IdentifierBound toUse for
install_uuidThe device install — one per app installation, never changes.Attribution chains (click → install → first events), SKAN postbacks, uninstall tracking, fraud signals tied to the device.
user_idThe account — set when they log in, cleared on logout, can change many times per device.Per-user funnels, LTV, cross-device stitching, retention by user, segmentation.

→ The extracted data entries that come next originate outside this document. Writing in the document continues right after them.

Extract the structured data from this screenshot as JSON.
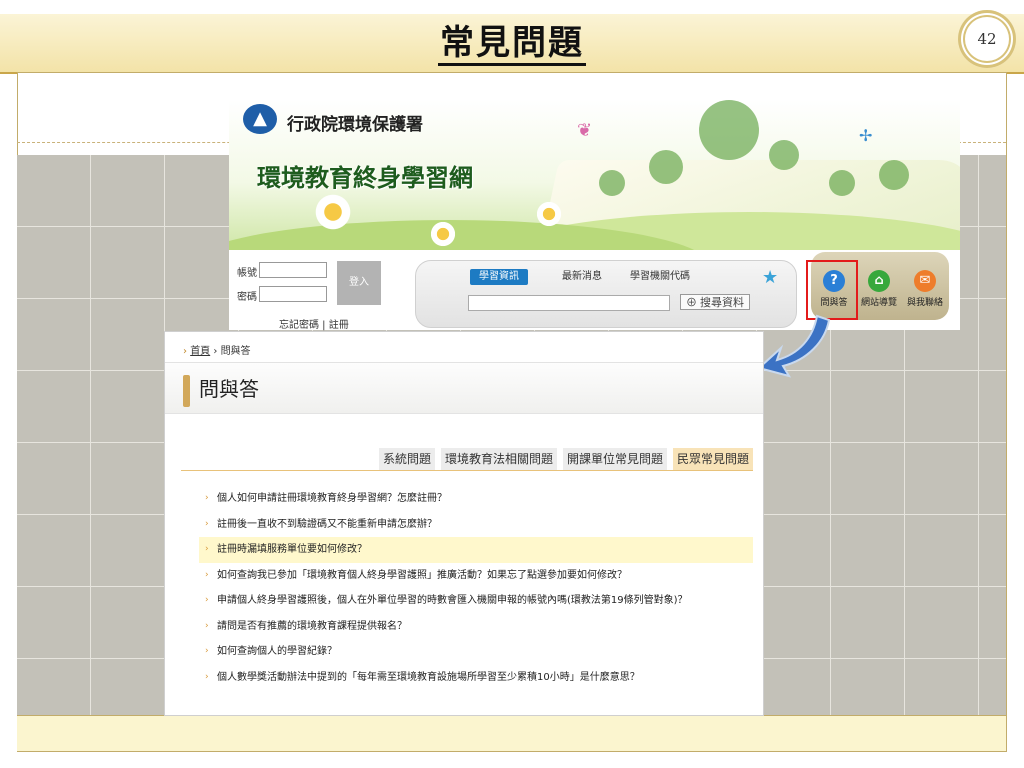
{
  "slide": {
    "title": "常見問題",
    "page_number": "42"
  },
  "site_header": {
    "org_name": "行政院環境保護署",
    "site_name": "環境教育終身學習網"
  },
  "login": {
    "account_label": "帳號",
    "password_label": "密碼",
    "login_button": "登入",
    "forgot_link": "忘記密碼 | 註冊"
  },
  "search": {
    "tabs": [
      "學習資訊",
      "最新消息",
      "學習機關代碼"
    ],
    "button": "搜尋資料"
  },
  "icon_nav": [
    {
      "label": "問與答",
      "icon": "question-icon",
      "color": "#2a7fd6"
    },
    {
      "label": "網站導覽",
      "icon": "home-icon",
      "color": "#38a83c"
    },
    {
      "label": "與我聯絡",
      "icon": "mail-icon",
      "color": "#ee7d2b"
    }
  ],
  "qa_page": {
    "breadcrumb_home": "首頁",
    "breadcrumb_current": "問與答",
    "title": "問與答",
    "tabs": [
      "系統問題",
      "環境教育法相關問題",
      "開課單位常見問題",
      "民眾常見問題"
    ],
    "active_tab": 3,
    "questions": [
      "個人如何申請註冊環境教育終身學習網？怎麼註冊？",
      "註冊後一直收不到驗證碼又不能重新申請怎麼辦？",
      "註冊時漏填服務單位要如何修改？",
      "如何查詢我已參加「環境教育個人終身學習護照」推廣活動？如果忘了點選參加要如何修改？",
      "申請個人終身學習護照後，個人在外單位學習的時數會匯入機關申報的帳號內嗎(環教法第19條列管對象)？",
      "請問是否有推薦的環境教育課程提供報名？",
      "如何查詢個人的學習紀錄？",
      "個人數學獎活動辦法中提到的「每年需至環境教育設施場所學習至少累積10小時」是什麼意思？"
    ],
    "selected_question": 2
  }
}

The install_uuid staying the same across users is by design. Changing it per user would break attribution: an ad network that sent a click for that install would lose track of who's converting. SKAN postbacks would mismatch. Uninstall detection would fire false positives.

For per-user analytics, the right primitive is user_id. The SDK already stamps every event with both — you just need to call SetUserId at login and SetUserId(null) at logout:

// On login
ReflectSDK.SetUserId(currentUser.Id);

// On logout — back to anonymous; events from anonymous browsing
// (visits, tutorial taps) get user_id = null until next login.
ReflectSDK.SetUserId(null);

Server-side, every events row has both columns. Reports key off whichever makes sense for the question:

  • "How many installs from Meta last week?" → group by install_uuid
  • "Did user_42 reach level 5?" → group by user_id
  • "What's the LTV of user_42 across all their devices?" → group by user_id (joins across multiple install_uuids)
  • "Which device is making fraudulent clicks?" → group by install_uuid

You can see both fields in every row at Event Explorer and in the Users view (groups by user_id, shows linked installs).

Anonymous → known stitching

The first time you call SetUserId with a non-null value, the SDK auto-fires a single _user_alias event. The server writes a row into user_aliases mapping install_uuid → user_id. Reports can then JOIN on user_id to stitch pre- and post-login funnels.

// First launch — anonymous user does tutorial
ReflectStandardEvents.TutorialCompleted("intro");
// → event { install_uuid: "...", user_id: null, ... }

// Later — they sign up
ReflectSDK.SetUserId("user_42");
// → SDK auto-fires { event_name: "_user_alias", install_uuid: "...", user_id: "user_42" }
// → server writes user_aliases row

// Subsequent events
ReflectStandardEvents.LevelCompleted(1);
// → event { install_uuid: "...", user_id: "user_42", ... }

The stitch event is fired once per anonymous → known transition. Re-issuing the same user_id later is a no-op.

Device identifiers

IdentifierPlatformWhen collected
gaidAndroidIf limitAdTracking=false AND advertising consent granted
idfaiOSOnly after ATT prompt returns Authorized
idfviOSAlways (per-vendor, no consent needed)
android_id (SSAID)AndroidAlways

If RequireAdvertisingConsent=true in your config, GAID/IDFA are NOT collected until you call SetAdvertisingConsent(true). Recommended for EU/EEA/UK distribution.

iOS App Tracking Transparency (ATT)

// Auto-prompt on first launch (set in config)
new ReflectConfig {
    AutoRequestIosTracking = true,
    ...
}

// OR call manually when you have a good moment in your UX
ReflectSDK.RequestIosTracking(status => {
    if (status == IosTrackingStatus.Authorized) {
        // IDFA will now be on subsequent events
    }
});

The SDK automatically injects NSUserTrackingUsageDescription into your iOS Info.plist via ReflectBuildPostProcessor. Customize the wording in Editor/ReflectBuildPostProcessor.cs (AttUsageDescription field).

Audience tags

Apply segmentation tags so reports can filter by cohort:

ReflectSDK.SetAudience("paying", "whale_v3");

The SDK fires a _set_audience event with the tags array; the server upserts install_audiences rows (one per tag). Reuses the existing /event ingestion pipe — no extra Cloudflare requests.

FAQ

  • Same key for iOS and Android? Only CompanyKey. AppKey+SigningSecret differ per platform.
  • SDK URL? https://api.reflect.cloud.
  • Leaked SigningSecret? Rotate at Apps; ship new build.
  • Spoof risk? No — every request is HMAC-signed; CompanyKey+AppKey alone don't grant write access.
  • S2S identifiers? Generate install_uuid yourself, reuse per user. event_id optional but recommended for idempotent retries.